Arsenic Trioxide (ATO, As2O3) has been employed as chemotherapy to treat the relapsed or refractory type of acute promyelocytic leukemia (APL) and various hematopoietic malignancies since its initial use in the 1970s; with its efficacy demonstrated in clinical trials [1]. APL is a distinct subtype of acute myelogenous leukemia; constituting 10 to 15 % of adult patients with myeloid leukemia. ATO is administered via intravenous infusions daily for 28–42 days; resulting in complete APL remission [2]. ATO is the most effective monotherapy in APL management; elevating patient life expectancy to 80 to 90 % when concurrently treated with ATO and all-trans retinoic acid.

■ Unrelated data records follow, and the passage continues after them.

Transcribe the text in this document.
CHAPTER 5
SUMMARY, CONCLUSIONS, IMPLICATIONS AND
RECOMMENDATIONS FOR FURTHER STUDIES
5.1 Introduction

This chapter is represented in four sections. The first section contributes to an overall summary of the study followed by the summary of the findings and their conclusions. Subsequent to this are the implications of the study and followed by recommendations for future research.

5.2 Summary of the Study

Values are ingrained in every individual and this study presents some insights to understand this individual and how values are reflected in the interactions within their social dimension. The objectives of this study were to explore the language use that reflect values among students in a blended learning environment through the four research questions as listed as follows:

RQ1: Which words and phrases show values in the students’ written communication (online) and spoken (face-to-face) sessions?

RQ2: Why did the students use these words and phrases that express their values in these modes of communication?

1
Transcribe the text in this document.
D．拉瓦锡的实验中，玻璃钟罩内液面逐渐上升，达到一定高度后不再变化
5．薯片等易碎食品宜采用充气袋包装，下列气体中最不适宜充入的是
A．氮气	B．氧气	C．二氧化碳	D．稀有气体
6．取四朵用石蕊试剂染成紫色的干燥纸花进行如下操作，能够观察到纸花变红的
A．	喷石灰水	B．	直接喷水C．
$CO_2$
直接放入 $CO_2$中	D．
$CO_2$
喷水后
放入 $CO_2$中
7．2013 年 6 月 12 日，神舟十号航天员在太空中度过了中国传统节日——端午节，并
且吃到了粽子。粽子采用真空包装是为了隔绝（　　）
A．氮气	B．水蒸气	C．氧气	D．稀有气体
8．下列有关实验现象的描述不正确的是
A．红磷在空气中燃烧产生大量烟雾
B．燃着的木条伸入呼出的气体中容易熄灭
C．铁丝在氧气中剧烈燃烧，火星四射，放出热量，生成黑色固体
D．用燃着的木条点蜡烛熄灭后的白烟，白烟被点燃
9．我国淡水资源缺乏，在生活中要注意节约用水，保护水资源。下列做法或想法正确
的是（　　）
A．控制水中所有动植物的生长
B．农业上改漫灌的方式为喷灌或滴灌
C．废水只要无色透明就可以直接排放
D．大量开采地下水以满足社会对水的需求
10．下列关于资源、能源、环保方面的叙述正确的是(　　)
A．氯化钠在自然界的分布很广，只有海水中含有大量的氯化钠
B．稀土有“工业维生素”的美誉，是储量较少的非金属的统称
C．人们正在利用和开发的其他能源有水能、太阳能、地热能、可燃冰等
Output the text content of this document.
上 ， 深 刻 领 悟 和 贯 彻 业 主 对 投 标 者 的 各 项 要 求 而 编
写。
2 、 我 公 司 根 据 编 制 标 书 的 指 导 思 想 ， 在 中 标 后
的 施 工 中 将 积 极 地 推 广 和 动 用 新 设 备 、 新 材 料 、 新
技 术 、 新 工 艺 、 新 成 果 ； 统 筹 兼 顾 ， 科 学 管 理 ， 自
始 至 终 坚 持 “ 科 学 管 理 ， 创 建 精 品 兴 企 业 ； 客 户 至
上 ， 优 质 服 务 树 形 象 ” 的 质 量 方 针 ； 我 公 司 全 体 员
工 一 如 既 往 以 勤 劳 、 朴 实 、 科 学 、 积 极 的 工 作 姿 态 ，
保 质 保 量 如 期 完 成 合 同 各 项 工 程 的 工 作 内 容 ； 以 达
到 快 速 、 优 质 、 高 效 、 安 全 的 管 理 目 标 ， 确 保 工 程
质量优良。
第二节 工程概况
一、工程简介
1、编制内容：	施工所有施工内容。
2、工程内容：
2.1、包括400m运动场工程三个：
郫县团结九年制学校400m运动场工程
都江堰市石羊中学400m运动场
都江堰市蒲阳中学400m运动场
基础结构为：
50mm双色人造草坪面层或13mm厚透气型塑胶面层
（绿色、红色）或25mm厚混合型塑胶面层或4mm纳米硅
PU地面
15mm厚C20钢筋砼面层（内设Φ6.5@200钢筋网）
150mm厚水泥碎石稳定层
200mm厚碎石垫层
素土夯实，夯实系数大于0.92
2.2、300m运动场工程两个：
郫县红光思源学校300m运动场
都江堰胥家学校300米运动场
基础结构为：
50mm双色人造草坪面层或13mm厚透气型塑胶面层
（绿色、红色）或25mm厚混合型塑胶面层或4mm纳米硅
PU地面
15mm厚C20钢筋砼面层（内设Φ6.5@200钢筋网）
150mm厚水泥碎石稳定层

However, ATO administration has been associated with adverse effects on various organs; particularly the liver [3], [4], [5], [6].

The liver serves as the primary organ responsible for eliminating toxins and drugs; however, these toxic substances can also inflict harm upon it [7]. Consequently, the liver stands as the primary organ susceptible to pathological oxidative stress cascades [8]. Previous findings have unveiled that oxidative stress and an disrupted redox status represent the primary mechanisms by which ATO induces hepatotoxicity [9]. Following ATO administration, various reactive oxygen species (ROS) are unleashed, resulting in an imbalance of the redox status and the depletion of endogenous antioxidants, such as superoxide dismutase (SOD) and glutathione (GSH). This depletion leads to the excessive accumulation of ROS, lipid peroxidation, irreversible damage to proteins and DNA, and further hepatocellular injury [10], [11].

The hepatotoxicity induced by ATO can also be attributed to the activation of proinflammatory cytokines, such as tumor necrosis factor α (TNF-α), interleukin 1-β (IL-1β), and interleukin-6 (IL-6). Proinflammatory activity may arise as a response to oxidative stress or as a direct effect of ATO [12], [13]. When cellular antioxidant defenses are overwhelmed, ROS-induced damage to cells leads to necrosis or apoptosis, as evidenced by the presence of oxidative stress and inflammation.

MiR-122 is among the noncoding microRNAs that are overexpressed in damaged hepatocytes, and its expression correlates with the severity of damage [14]. Furthermore, hepatocellular damage can lead to the overexpression of miR-21 in the liver through an mTOR-dependent pathway, resulting in the inhibition of phosphatase and tensin homolog levels (PTEN) [15]. The increased insult to the liver triggers the activation of the autophagy process within hepatic tissue, aimed at eliminating damaged cells and organelles [16], [17]. LC3 plays a crucial role in initiating the autophagy process, undergoing degradation into microtubule-associated protein light chain 3 (LC3-II), ultimately leading to total proteolysis [18].

Dapagliflozin (DPG) belongs to the class of sodium-glucose co-transporter 2 inhibitors (SGLT2 inhibitors), which are oral antihyperglycemic medications. DPG exerts its blood glucose-lowering effects by promoting urinary glucose excretion, leading to reduced glycated hemoglobin levels, and it also influences beta cell function and insulin sensitivity [19]. Recent studies have highlighted the therapeutic potential of DPG in the treatment of non-alcoholic fatty liver, with observed improvements in liver histology and the modulation of fibroblast growth factor-21 levels [20], [21]. Emerging research has unveiled the multifaceted role of DPG, expanding beyond its anti-hyperglycemic properties to encompass the regulation of various oxidative and inflammatory pathways. These properties include its ability to provide gastroprotection against gastric lesions, alleviate Alzheimer's disease models, and enhance recovery from acute renal injury [22], [23], [24]. This wide-ranging spectrum of actions positions DPG as a promising candidate for the treatment of various disorders. Nevertheless, some studies have suggested that the effects of DPG may be attributed to its glucose-lowering actions in addition to its anti-inflammatory and anti-fibrotic impacts [25], [26].

In the present study, the authors sought to investigate the molecular and toxicological pathways underlying the effects of ATO on the liver. Furthermore, the study aimed to explore the potential protective effects of DPG on hepatic tissue against ATO-induced toxicity.